Guitars: Ibanez S570DXQM
Amps:  Peavey ValveKing 112, Roland 15XL
Pedals: Big Muff w/ Tone & Wicker, Original Crybaby w/Modifications, BYOC Overdrive 2, Danelectro Cool Cat Chorus, Boss PH-3, Wave Breaker Tremolo,

Taylor

The problem will be in your audio path, so the tl072 and the parts surrounding it. Trace through the circuit from input to output with an audio probe (read "what to do when it doesn't work" sticky thread at the top of this forum) and find where the audio stops.

Do you have your optocoupler oriented correctly? See the first post in this thread on page 1 for details.

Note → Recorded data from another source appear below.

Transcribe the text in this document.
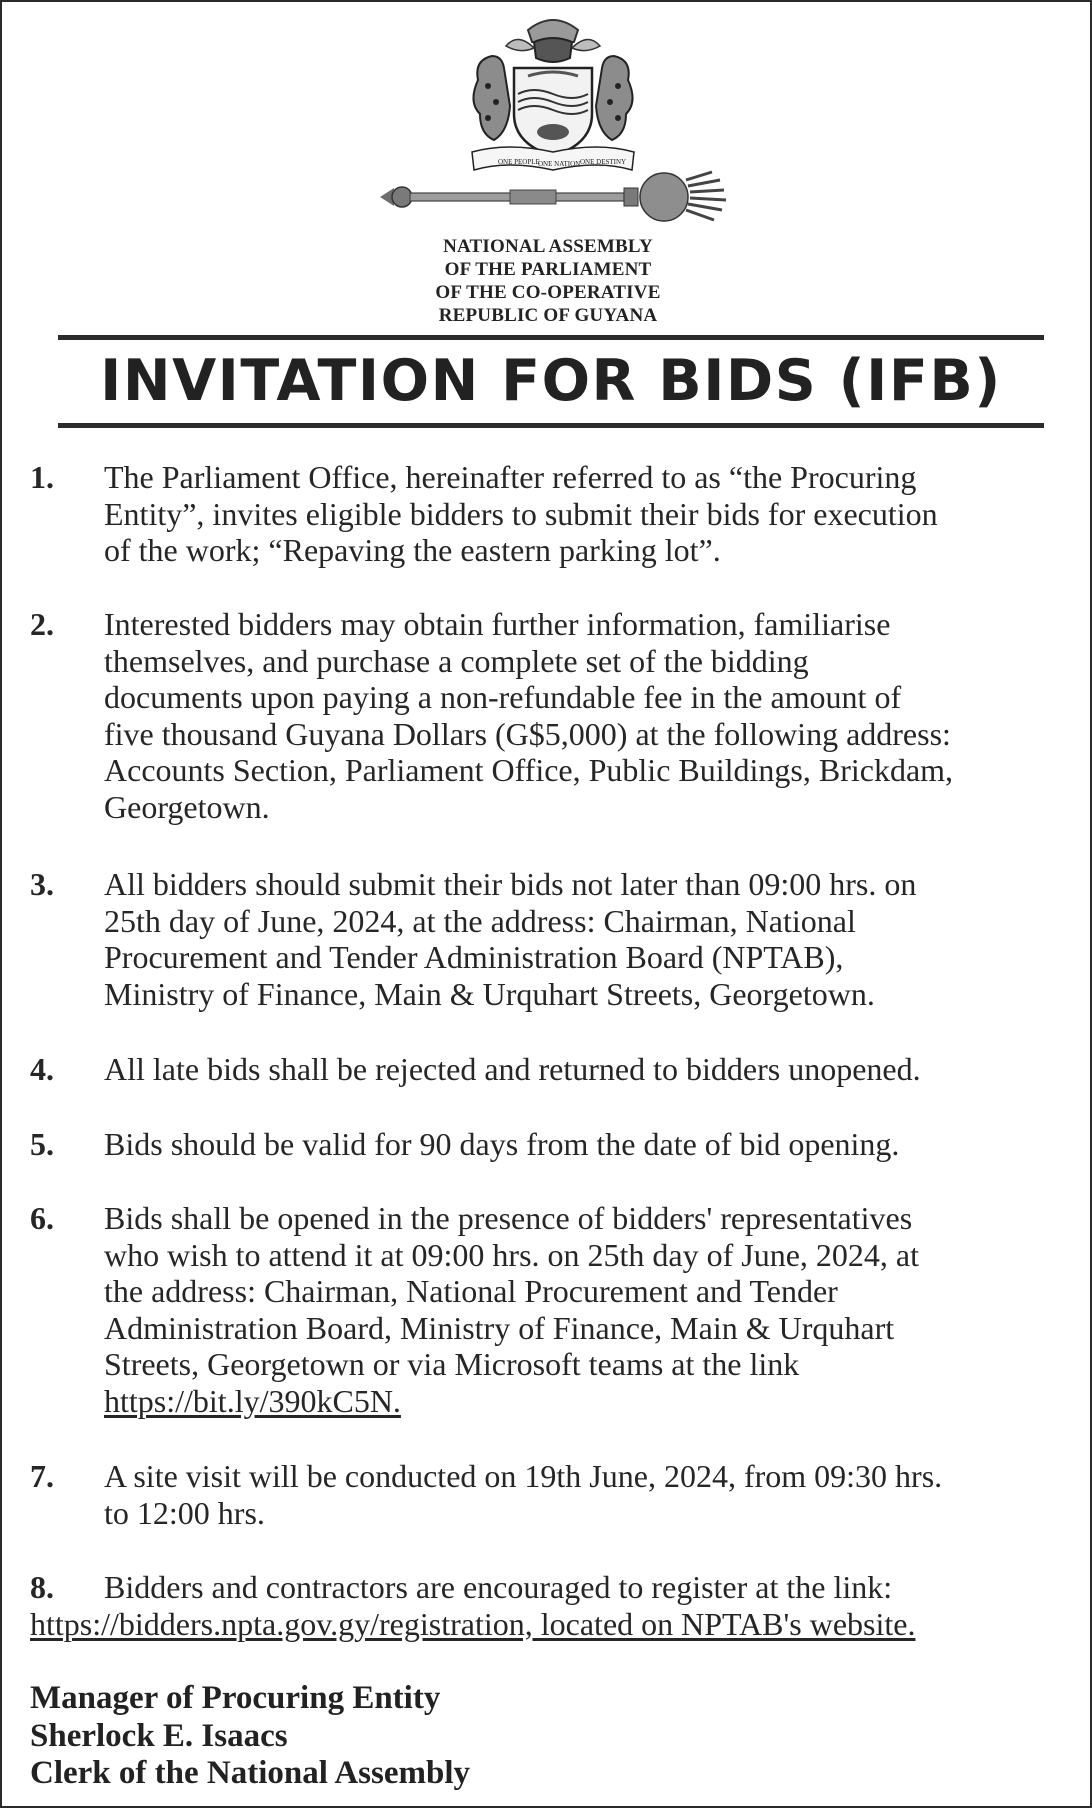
ONE PEOPLE
ONE NATION ONE DESTINY
NATIONAL ASSEMBLY
OF THE PARLIAMENT
OF THE CO-OPERATIVE
REPUBLIC OF GUYANA
INVITATION FOR BIDS (IFB)
1.	The Parliament Office, hereinafter referred to as “the Procuring
Entity”, invites eligible bidders to submit their bids for execution
of the work; “Repaving the eastern parking lot”.
2.	Interested bidders may obtain further information, familiarise
themselves, and purchase a complete set of the bidding
documents upon paying a non-refundable fee in the amount of
five thousand Guyana Dollars (G$5,000) at the following address:
Accounts Section, Parliament Office, Public Buildings, Brickdam,
Georgetown.
3.	All bidders should submit their bids not later than 09:00 hrs. on
25th day of June, 2024, at the address: Chairman, National
Procurement and Tender Administration Board (NPTAB),
Ministry of Finance, Main & Urquhart Streets, Georgetown.
4.	All late bids shall be rejected and returned to bidders unopened.
5.	Bids should be valid for 90 days from the date of bid opening.
6.	Bids shall be opened in the presence of bidders' representatives
who wish to attend it at 09:00 hrs. on 25th day of June, 2024, at
the address: Chairman, National Procurement and Tender
Administration Board, Ministry of Finance, Main & Urquhart
Streets, Georgetown or via Microsoft teams at the link
https://bit.ly/390kC5N.
7.	A site visit will be conducted on 19th June, 2024, from 09:30 hrs.
to 12:00 hrs.
8. Bidders and contractors are encouraged to register at the link:
https://bidders.npta.gov.gy/registration, located on NPTAB's website.
Manager of Procuring Entity
Sherlock E. Isaacs
Clerk of the National Assembly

Did you tweak the trimpots around?

Ultrakd

Quote from: Taylor on December 04, 2011, 02:23:36 PM
The problem will be in your audio path, so the tl072 and the parts surrounding it. Trace through the circuit from input to output with an audio probe (read "what to do when it doesn't work" sticky thread at the top of this forum) and find where the audio stops.

Do you have your optocoupler oriented correctly? See the first post in this thread on page 1 for details.

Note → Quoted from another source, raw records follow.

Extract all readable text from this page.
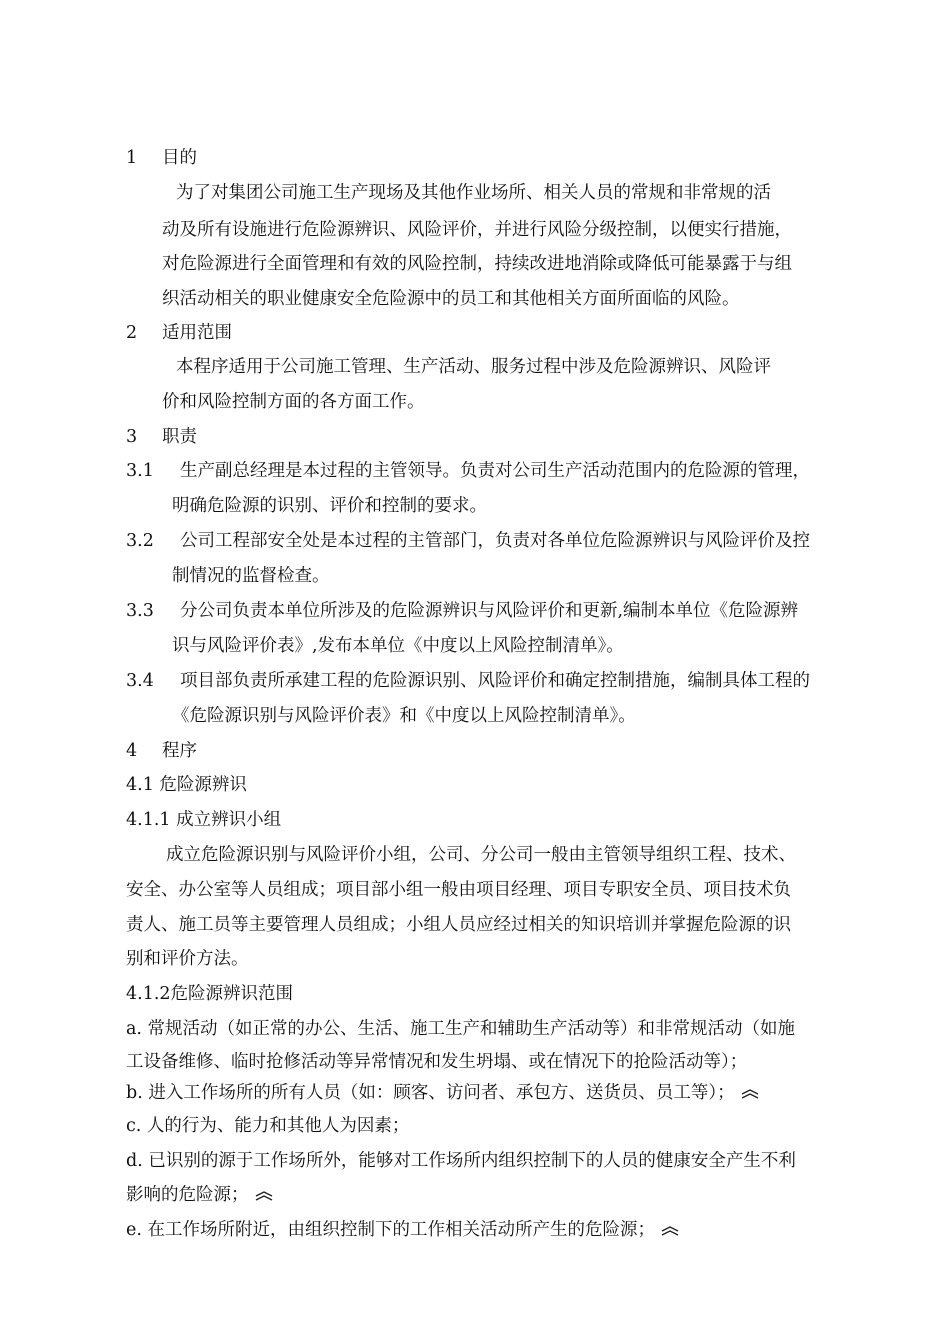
1 目的
为了对集团公司施工生产现场及其他作业场所、相关人员的常规和非常规的活
动及所有设施进行危险源辨识、风险评价，并进行风险分级控制，以便实行措施，
对危险源进行全面管理和有效的风险控制，持续改进地消除或降低可能暴露于与组
织活动相关的职业健康安全危险源中的员工和其他相关方面所面临的风险。
2 适用范围
本程序适用于公司施工管理、生产活动、服务过程中涉及危险源辨识、风险评
价和风险控制方面的各方面工作。
3 职责
3.1 生产副总经理是本过程的主管领导。负责对公司生产活动范围内的危险源的管理，
明确危险源的识别、评价和控制的要求。
3.2 公司工程部安全处是本过程的主管部门，负责对各单位危险源辨识与风险评价及控
制情况的监督检查。
3.3 分公司负责本单位所涉及的危险源辨识与风险评价和更新,编制本单位《危险源辨
识与风险评价表》,发布本单位《中度以上风险控制清单》。
3.4 项目部负责所承建工程的危险源识别、风险评价和确定控制措施，编制具体工程的
《危险源识别与风险评价表》和《中度以上风险控制清单》。
4 程序
4.1 危险源辨识
4.1.1 成立辨识小组
成立危险源识别与风险评价小组，公司、分公司一般由主管领导组织工程、技术、
安全、办公室等人员组成；项目部小组一般由项目经理、项目专职安全员、项目技术负
责人、施工员等主要管理人员组成；小组人员应经过相关的知识培训并掌握危险源的识
别和评价方法。
4.1.2危险源辨识范围
a. 常规活动（如正常的办公、生活、施工生产和辅助生产活动等）和非常规活动（如施
工设备维修、临时抢修活动等异常情况和发生坍塌、或在情况下的抢险活动等）；
b. 进入工作场所的所有人员（如：顾客、访问者、承包方、送货员、员工等）；
c. 人的行为、能力和其他人为因素；
d. 已识别的源于工作场所外，能够对工作场所内组织控制下的人员的健康安全产生不利
影响的危险源；
e. 在工作场所附近，由组织控制下的工作相关活动所产生的危险源；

Did you tweak the trimpots around?

Ok I took the switch out of the equation and just wired it so the effect is on and it works but one of the main problems Im having is with the volume knob. I have the A25k pot on there but it doesnt change sound until halfway. Before that there is no sound, like its turned off. And when it is all the way up it isnt that loud. I had my amp completely turned all the way up and it was still low volume. What could be causing this? Yes I tweaked the trimpots and Im 99% sure the optocoupler is oriented correctly.
Guitars: Ibanez S570DXQM
Amps:  Peavey ValveKing 112, Roland 15XL
Pedals: Big Muff w/ Tone & Wicker, Original Crybaby w/Modifications, BYOC Overdrive 2, Danelectro Cool Cat Chorus, Boss PH-3, Wave Breaker Tremolo,

Taylor

Sounds like there's probably an open circuit somewhere in the audio path (bad solder joint?) and the sound is only making it through because of bleed. Try reflowing your solder joints.